Van Vleutens designierte Nachfolgerin als Teamkapitänin ist Liane Lippert. Die Deutsche Meisterin wurde schon 2023 verpflichtet, um einen fließenden Übergang zu schaffen. Und wie die Friedrichshafenerin gegenüber radsport-news.com zu Jahresbeginn erklärte, mag sie flachere Hierarchien und arbeitet auch gern für andere und deren Ambitionen mit. "Es ist für mich wichtig, auf diese Weise den Druck von mir zu nehmen und auf mehrere Schultern zu verteilen", sagte sie damals. ___STEADY_PAYWALL___
Liane Lippert (links, hier mit Floortje Mackaij) lässt mehr neben sich zu, als es Annemiek van Vleuten nachgesagt wurde. | Foto: Cor Vos
Fahrerinnen wie die endschnellen Arlenis Sierra und Emma Norsgaard oder auch Floortje Mackaij dürften an Lipperts Seite mehr in den Vordergrund rücken. Gerade bei den flämischen Klassikern bilden sie die Spitze des Teams. Bei bergigeren Rennen hat Lippert mit den Neuzugängen Olivia Baril und Claire Steels zwei wichtige neue Kräfte an ihrer Seite, die den Abgang von Katrine Aalerud (zu Uno-X) und Lourdes Oyarbide (zu Laboral Kutxa – Fundacion Euskadi) mehr als kompensieren dürften.
Etwas weh tut dagegen, dass Sarah Gigante (zu AG Insurance – Soudal), die in ihren beiden Jahren bei Movistar ständig verletzt war, nun weg ist und prompt die Tour Down Under gewonnen hat. Der Australierin dürfte man nun etwas nachtrauern.
Die Kanadierin, die an der Grenze zwischen Quebec und Ontario aufgewachsen ist, spielte in den Nachwuchsklassen nie eine besonders große Rolle. Trotzdem aber hat sie sich über die Jahre durchgebissen und ihren Traum verfolgt, in Europa Rennen zu fahren. Mit dem französisch-kanadisch geführten Macogep-Team wurde das 2018 erstmals Wirklichkeit und Baril verlegte einige Zeit später ihren Wohnsitz nach San Sebastian.
2022 gelang ihr dann nahe ihrer Wahlheimat beim GP Eibar (1.1) der erste Sieg für das italienische Valcar-Team und Baril wechselte für 2023 zum UAE Team ADQ, wo sie 2023 erneut in Eibar gewann und vorher auch Vierte der WorldTour-Rundfahrt Itzulia Women wurde. Mit weiteren Top-Resultaten im Gepäck kommt die Spezialistin für kurze, steile Rampen nun zu Movistar und könnte dort Lipperts wichtigste Partnerin bei den Ardennenklassikern werden. Mit ihrem Sieg in Almería (1.1) am Sonntag hat sie das nur noch ein weiteres Mal unterstrichen.
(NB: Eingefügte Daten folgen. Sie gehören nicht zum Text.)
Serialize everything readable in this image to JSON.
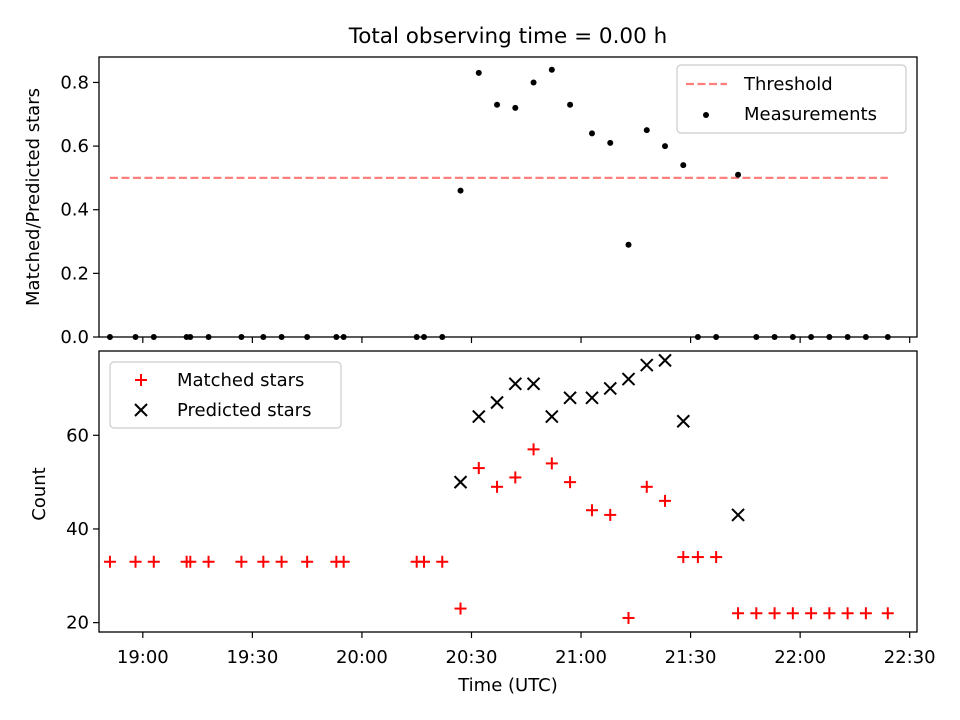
{
  "chart_data": [
    {
      "type": "scatter",
      "title": "Total observing time = 0.00 h",
      "xlabel": "",
      "ylabel": "Matched/Predicted stars",
      "ylim": [
        0,
        0.88
      ],
      "yticks": [
        "0.0",
        "0.2",
        "0.4",
        "0.6",
        "0.8"
      ],
      "legend": {
        "placement": "top-right",
        "entries": [
          "Threshold",
          "Measurements"
        ]
      },
      "series": [
        {
          "name": "Threshold",
          "kind": "dashed-line",
          "color": "#ff7f7f",
          "x": [
            "18:51",
            "22:24"
          ],
          "y": [
            0.5,
            0.5
          ]
        },
        {
          "name": "Measurements",
          "kind": "dot",
          "color": "#000000",
          "x": [
            "18:51",
            "18:58",
            "19:03",
            "19:12",
            "19:13",
            "19:18",
            "19:27",
            "19:33",
            "19:38",
            "19:45",
            "19:53",
            "19:55",
            "20:15",
            "20:17",
            "20:22",
            "20:27",
            "20:32",
            "20:37",
            "20:42",
            "20:47",
            "20:52",
            "20:57",
            "21:03",
            "21:08",
            "21:13",
            "21:18",
            "21:23",
            "21:28",
            "21:32",
            "21:37",
            "21:43",
            "21:48",
            "21:53",
            "21:58",
            "22:03",
            "22:08",
            "22:13",
            "22:18",
            "22:24"
          ],
          "y": [
            0,
            0,
            0,
            0,
            0,
            0,
            0,
            0,
            0,
            0,
            0,
            0,
            0,
            0,
            0,
            0.46,
            0.83,
            0.73,
            0.72,
            0.8,
            0.84,
            0.73,
            0.64,
            0.61,
            0.29,
            0.65,
            0.6,
            0.54,
            0,
            0,
            0.51,
            0,
            0,
            0,
            0,
            0,
            0,
            0,
            0
          ]
        }
      ]
    },
    {
      "type": "scatter",
      "title": "",
      "xlabel": "Time (UTC)",
      "ylabel": "Count",
      "ylim": [
        18,
        78
      ],
      "yticks": [
        "20",
        "40",
        "60"
      ],
      "xticks": [
        "19:00",
        "19:30",
        "20:00",
        "20:30",
        "21:00",
        "21:30",
        "22:00",
        "22:30"
      ],
      "xlim": [
        "18:48",
        "22:32"
      ],
      "legend": {
        "placement": "top-left",
        "entries": [
          "Matched stars",
          "Predicted stars"
        ]
      },
      "series": [
        {
          "name": "Matched stars",
          "kind": "plus",
          "color": "#ff0000",
          "x": [
            "18:51",
            "18:58",
            "19:03",
            "19:12",
            "19:13",
            "19:18",
            "19:27",
            "19:33",
            "19:38",
            "19:45",
            "19:53",
            "19:55",
            "20:15",
            "20:17",
            "20:22",
            "20:27",
            "20:32",
            "20:37",
            "20:42",
            "20:47",
            "20:52",
            "20:57",
            "21:03",
            "21:08",
            "21:13",
            "21:18",
            "21:23",
            "21:28",
            "21:32",
            "21:37",
            "21:43",
            "21:48",
            "21:53",
            "21:58",
            "22:03",
            "22:08",
            "22:13",
            "22:18",
            "22:24"
          ],
          "y": [
            33,
            33,
            33,
            33,
            33,
            33,
            33,
            33,
            33,
            33,
            33,
            33,
            33,
            33,
            33,
            23,
            53,
            49,
            51,
            57,
            54,
            50,
            44,
            43,
            21,
            49,
            46,
            34,
            34,
            34,
            22,
            22,
            22,
            22,
            22,
            22,
            22,
            22,
            22
          ]
        },
        {
          "name": "Predicted stars",
          "kind": "cross",
          "color": "#000000",
          "x": [
            "20:27",
            "20:32",
            "20:37",
            "20:42",
            "20:47",
            "20:52",
            "20:57",
            "21:03",
            "21:08",
            "21:13",
            "21:18",
            "21:23",
            "21:28",
            "21:43"
          ],
          "y": [
            50,
            64,
            67,
            71,
            71,
            64,
            68,
            68,
            70,
            72,
            75,
            76,
            63,
            43
          ]
        }
      ]
    }
  ]
}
Olivia Baril (links) und Claire Steels (rechts) könnten wertvolle Neuverpflichtungen für Movistar sein. | Foto: Dani Sanchez / Movistar Team
Neben Baril hat Unzué außerdem die 19-jährigen Ruiz-Zwillinge verpflichtet, die in ihrem ersten WorldTour-Jahr erstmal lernen sollen. Außerdem ist die 37-jährige Britin Claire Steels neu im Team – eine Quereinsteigerin, die vor allem lange Anstiege mag.
Dass aus ihr ein Radprofi werden würde, war als Teenie schnell klar: Emma Norsgaard Bjerg folgte dem Weg ihres zwei Jahre älteren Bruders Mathias, gehörte früh zur Weltspitze in ihrer Altersklasse und beendete ihre Juniorinnen-Zeit schließlich 2017 als Vize-Weltmeisterin in Bergen. Thomas Campana nahm sie bei Bigla unter Vertrag, doch nach einem durchaus starken ersten Profijahr stoppten Anfang 2019 Knieprobleme die Dänin und sie verlor fast eine ganze Saison, bevor dann 2020 die Corona-Pandemie ein weiteres Jahr in Stücke riss und sich ihr Team auflösen musste.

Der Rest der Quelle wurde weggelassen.